Python httpx + asyncio 的异步并发请求
前言:
httpx库的并发请求是基于 asyncio
的,asyncio
是 Python 标准库中用于编写 异步 I/O 程序 的模块。它基于 事件循环(event loop) 和 协程(coroutines) 实现,非常适合处理 I/O 密集型任务(如网络请求、数据库查询和文件读写等),而不是 CPU 密集型任务(如大量的数学运算、加密解密、图像处理等)。
⚠️ 注意:
asyncio
不是多线程或多进程,而是单线程内通过事件循环调度多个协程交替执行 —— 这叫“并发”,不是“并行”。
用法:
1、使用 asyncio.create_task()
并发执行
import asyncio
async def fetch(i):
print(f"Start {i}")
await asyncio.sleep(1)
print(f"Done {i}")
async def main():
task1 = asyncio.create_task(fetch(1))
task2 = asyncio.create_task(fetch(2))
await task1 # 这两个 await 只是为了确保任务完成
await task2
asyncio.run(main())
2、使用 asyncio.gather()
并发执行**(推荐)**
import asyncio
async def fetch(i):
print(f"Start {i}")
await asyncio.sleep(1)
print(f"Done {i}")
async def main():
await asyncio.gather(
fetch(1),
fetch(2),
fetch(3),
)
asyncio.run(main())
流程图解:
用法1,图解运行过程如下:
Event Loop 开始运行
│
├─ 调度 main()
│ │
│ ├─ 创建 task1 = fetch(1) → 加入事件循环
│ ├─ 创建 task2 = fetch(2) → 加入事件循环
│ │
│ ├─ await task1 → main() 暂停,等待 task1 完成
│ └─ await task2 → 等待 task2 完成(若已完成则直接通过)
│
├─ task1 开始执行
│ ├─ 打印 "Start 1"
│ └─ await asyncio.sleep(1) → 暂停,让出 CPU
│
├─ task2 开始执行
│ ├─ 打印 "Start 2"
│ └─ await asyncio.sleep(1) → 暂停,让出 CPU
│
└─ 约 1 秒后,sleep 完成
├─ task1 打印 "Done 1"
└─ task2 打印 "Done 2"
main() 完成 → Event Loop 停止
用法2,图解运行过程如下:
Event Loop 开始运行
│
├─ 调度 main()
│ │
│ ├─ 创建 fetch(1) 协程 → 加入事件循环
│ ├─ 创建 fetch(2) 协程 → 加入事件循环
│ ├─ 创建 fetch(3) 协程 → 加入事件循环
│ │
│ └─ 等待所有协程完成(await gather)
│
├─ fetch(1) 开始执行
│ ├─ 打印 "Start 1"
│ └─ await asyncio.sleep(1) → 暂停,让出 CPU
│
├─ fetch(2) 开始执行
│ ├─ 打印 "Start 2"
│ └─ await asyncio.sleep(1) → 暂停,让出 CPU
│
├─ fetch(3) 开始执行
│ ├─ 打印 "Start 3"
│ └─ await asyncio.sleep(1) → 暂停,让出 CPU
│
└─ 约 1 秒后,所有 sleep 完成
├─ fetch(1) 打印 "Done 1"
├─ fetch(2) 打印 "Done 2"
└─ fetch(3) 打印 "Done 3"
main() 完成 → Event Loop 停止
实操推演:
预期:对
getStudentInfo?id=1
接口进行10次搞笑并发操作。
下面会通过5个实例来逐步认识asyncio的能力和使用,最终会得到高效的并发实例。
实例1、使用for循环
简单使用for循环10次接口。
import random
import time
import httpx
import asyncio
import json
import logging
from concurrent.futures import ThreadPoolExecutor
logging.basicConfig(level=logging.INFO, format='%(asctime)s [%(levelname)s] %(message)s')
class httpxMethods:
@staticmethod
def get_method(task_id):
logging.info(f'[任务{task_id}]开始时间:{time.strftime("%Y-%m-%d %H:%M:%S", time.localtime(time.time()))}')
# get请求
getUrl = "http://127.0.0.1:8080/getStudentInfo"
payload = {'id': '1'}
res = httpx.get(getUrl, params=payload).json()

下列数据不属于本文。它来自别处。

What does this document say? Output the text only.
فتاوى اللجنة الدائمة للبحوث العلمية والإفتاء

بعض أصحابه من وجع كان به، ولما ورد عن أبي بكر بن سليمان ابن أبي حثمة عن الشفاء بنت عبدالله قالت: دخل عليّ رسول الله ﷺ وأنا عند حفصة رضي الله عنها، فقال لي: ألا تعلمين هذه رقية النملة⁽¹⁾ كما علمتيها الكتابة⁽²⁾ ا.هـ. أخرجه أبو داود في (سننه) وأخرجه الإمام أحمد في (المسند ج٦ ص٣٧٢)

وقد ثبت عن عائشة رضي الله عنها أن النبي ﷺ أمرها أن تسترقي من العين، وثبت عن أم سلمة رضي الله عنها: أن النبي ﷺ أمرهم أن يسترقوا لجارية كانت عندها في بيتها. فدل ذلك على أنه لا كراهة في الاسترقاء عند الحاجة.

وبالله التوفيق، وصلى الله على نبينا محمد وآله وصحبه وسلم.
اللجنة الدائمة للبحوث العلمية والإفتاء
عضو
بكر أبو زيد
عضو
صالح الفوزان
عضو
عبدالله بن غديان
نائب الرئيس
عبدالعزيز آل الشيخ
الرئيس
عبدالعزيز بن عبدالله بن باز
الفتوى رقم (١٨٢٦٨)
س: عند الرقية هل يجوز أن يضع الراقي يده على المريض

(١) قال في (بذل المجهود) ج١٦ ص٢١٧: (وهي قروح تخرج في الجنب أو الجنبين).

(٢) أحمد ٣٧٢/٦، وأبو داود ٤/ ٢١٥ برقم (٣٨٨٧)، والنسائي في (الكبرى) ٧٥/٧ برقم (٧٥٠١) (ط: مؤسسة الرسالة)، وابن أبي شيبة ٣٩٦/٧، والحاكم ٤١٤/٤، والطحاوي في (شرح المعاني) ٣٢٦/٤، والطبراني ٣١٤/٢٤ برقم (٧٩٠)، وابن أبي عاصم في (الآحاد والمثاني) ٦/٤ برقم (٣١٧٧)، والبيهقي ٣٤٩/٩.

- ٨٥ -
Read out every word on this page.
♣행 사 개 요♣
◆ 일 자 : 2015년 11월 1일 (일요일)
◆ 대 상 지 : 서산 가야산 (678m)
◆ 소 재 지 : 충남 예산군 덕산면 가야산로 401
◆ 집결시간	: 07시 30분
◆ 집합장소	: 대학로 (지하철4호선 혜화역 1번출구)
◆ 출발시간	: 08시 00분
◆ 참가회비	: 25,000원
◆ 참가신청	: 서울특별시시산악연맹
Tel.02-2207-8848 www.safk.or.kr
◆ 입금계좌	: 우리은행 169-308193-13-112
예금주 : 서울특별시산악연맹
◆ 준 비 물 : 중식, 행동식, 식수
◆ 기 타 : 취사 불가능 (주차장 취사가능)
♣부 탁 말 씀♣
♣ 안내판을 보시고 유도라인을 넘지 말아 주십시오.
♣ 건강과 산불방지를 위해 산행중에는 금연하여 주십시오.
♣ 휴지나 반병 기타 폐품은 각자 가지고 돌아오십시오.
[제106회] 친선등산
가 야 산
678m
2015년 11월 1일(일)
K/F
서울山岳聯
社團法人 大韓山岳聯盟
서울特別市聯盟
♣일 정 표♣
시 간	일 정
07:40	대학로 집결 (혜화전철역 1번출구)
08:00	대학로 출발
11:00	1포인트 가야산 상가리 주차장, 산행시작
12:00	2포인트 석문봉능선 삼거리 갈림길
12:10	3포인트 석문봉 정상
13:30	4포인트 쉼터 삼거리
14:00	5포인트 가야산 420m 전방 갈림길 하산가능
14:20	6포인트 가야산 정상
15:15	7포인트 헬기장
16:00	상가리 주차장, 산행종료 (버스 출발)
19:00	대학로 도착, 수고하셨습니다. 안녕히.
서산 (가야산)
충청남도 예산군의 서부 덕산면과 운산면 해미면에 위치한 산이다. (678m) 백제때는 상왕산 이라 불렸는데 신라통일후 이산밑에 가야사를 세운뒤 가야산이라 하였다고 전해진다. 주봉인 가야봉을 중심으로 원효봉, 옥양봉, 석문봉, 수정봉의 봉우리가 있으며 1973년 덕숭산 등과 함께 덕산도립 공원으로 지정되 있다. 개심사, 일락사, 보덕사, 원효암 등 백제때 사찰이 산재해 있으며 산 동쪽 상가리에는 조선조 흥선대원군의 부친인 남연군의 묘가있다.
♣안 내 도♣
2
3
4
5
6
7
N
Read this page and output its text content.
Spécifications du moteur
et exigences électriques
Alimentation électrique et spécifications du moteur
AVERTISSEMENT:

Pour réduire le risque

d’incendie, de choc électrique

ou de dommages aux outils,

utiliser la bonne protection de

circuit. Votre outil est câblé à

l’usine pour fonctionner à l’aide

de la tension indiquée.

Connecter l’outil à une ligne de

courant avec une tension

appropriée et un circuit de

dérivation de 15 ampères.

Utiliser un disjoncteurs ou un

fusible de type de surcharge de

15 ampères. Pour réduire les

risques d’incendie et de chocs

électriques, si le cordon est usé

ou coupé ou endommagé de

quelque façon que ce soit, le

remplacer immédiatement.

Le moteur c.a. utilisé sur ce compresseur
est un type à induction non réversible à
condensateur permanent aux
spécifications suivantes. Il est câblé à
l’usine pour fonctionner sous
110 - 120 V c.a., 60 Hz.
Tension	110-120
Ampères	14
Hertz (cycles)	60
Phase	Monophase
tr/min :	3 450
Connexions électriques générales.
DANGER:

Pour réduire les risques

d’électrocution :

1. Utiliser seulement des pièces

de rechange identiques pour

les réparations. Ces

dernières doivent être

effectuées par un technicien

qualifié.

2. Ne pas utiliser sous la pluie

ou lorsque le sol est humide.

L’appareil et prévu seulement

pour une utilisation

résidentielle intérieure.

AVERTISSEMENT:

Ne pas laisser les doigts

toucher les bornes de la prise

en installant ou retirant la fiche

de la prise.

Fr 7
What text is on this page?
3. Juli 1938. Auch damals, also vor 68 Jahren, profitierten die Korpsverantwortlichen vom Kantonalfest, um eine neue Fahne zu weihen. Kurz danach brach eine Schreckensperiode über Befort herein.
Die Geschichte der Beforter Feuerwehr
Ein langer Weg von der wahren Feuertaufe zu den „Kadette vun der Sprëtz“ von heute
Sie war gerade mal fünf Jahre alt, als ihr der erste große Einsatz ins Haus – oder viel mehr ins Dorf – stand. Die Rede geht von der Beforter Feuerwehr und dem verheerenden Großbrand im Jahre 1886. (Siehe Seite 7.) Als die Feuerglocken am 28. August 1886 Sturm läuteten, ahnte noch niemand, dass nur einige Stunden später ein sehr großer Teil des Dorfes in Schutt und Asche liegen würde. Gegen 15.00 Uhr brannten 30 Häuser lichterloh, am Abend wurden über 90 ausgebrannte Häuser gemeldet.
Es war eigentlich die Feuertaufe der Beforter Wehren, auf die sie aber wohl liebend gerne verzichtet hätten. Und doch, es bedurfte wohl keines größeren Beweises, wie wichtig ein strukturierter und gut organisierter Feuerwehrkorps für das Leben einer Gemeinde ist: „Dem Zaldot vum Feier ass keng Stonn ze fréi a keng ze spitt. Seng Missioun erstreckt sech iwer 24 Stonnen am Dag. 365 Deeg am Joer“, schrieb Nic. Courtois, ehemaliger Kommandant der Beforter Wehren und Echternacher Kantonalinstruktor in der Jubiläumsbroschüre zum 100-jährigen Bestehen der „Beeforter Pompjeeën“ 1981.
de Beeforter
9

json_str = json.dumps(res, indent=4, ensure_ascii=False)
logging.info(f'[任务{task_id}]结束时间:{time.strftime("%Y-%m-%d %H:%M:%S", time.localtime(time.time()))}')
return json_str
if __name__ == "__main__":
startTime = time.time()
for i in range(1, 11):
result = httpxMethods.get_method(i)
# logging.info(result)
endTime = time.time()
logging.info(f'总共耗时:{endTime-startTime}')
客户端日志:
服务端日志:
👀️ 总结:
这个 for
循环操作耗时约9秒,比较费时间,并且服务端收到的请求不是一个时间点进来的,并不符合并发!
实例2、引入asyncio异步处理
import random
import time
import httpx
import asyncio
import json
import logging
from concurrent.futures import ThreadPoolExecutor
logging.basicConfig(level=logging.INFO, format='%(asctime)s [%(levelname)s] %(message)s')
class httpxMethods:
# 设置最大并发数
MAX_CONCURRENCY = 10
semaphore = asyncio.Semaphore(MAX_CONCURRENCY)
# 自定义线程池大小(防止资源耗尽)
executor = ThreadPoolExecutor(max_workers=10)
@staticmethod
async def async_get_method(client, task_id):
logging.info(f'[任务{task_id}]开始时间:{time.strftime("%Y-%m-%d %H:%M:%S", time.localtime(time.time()))}')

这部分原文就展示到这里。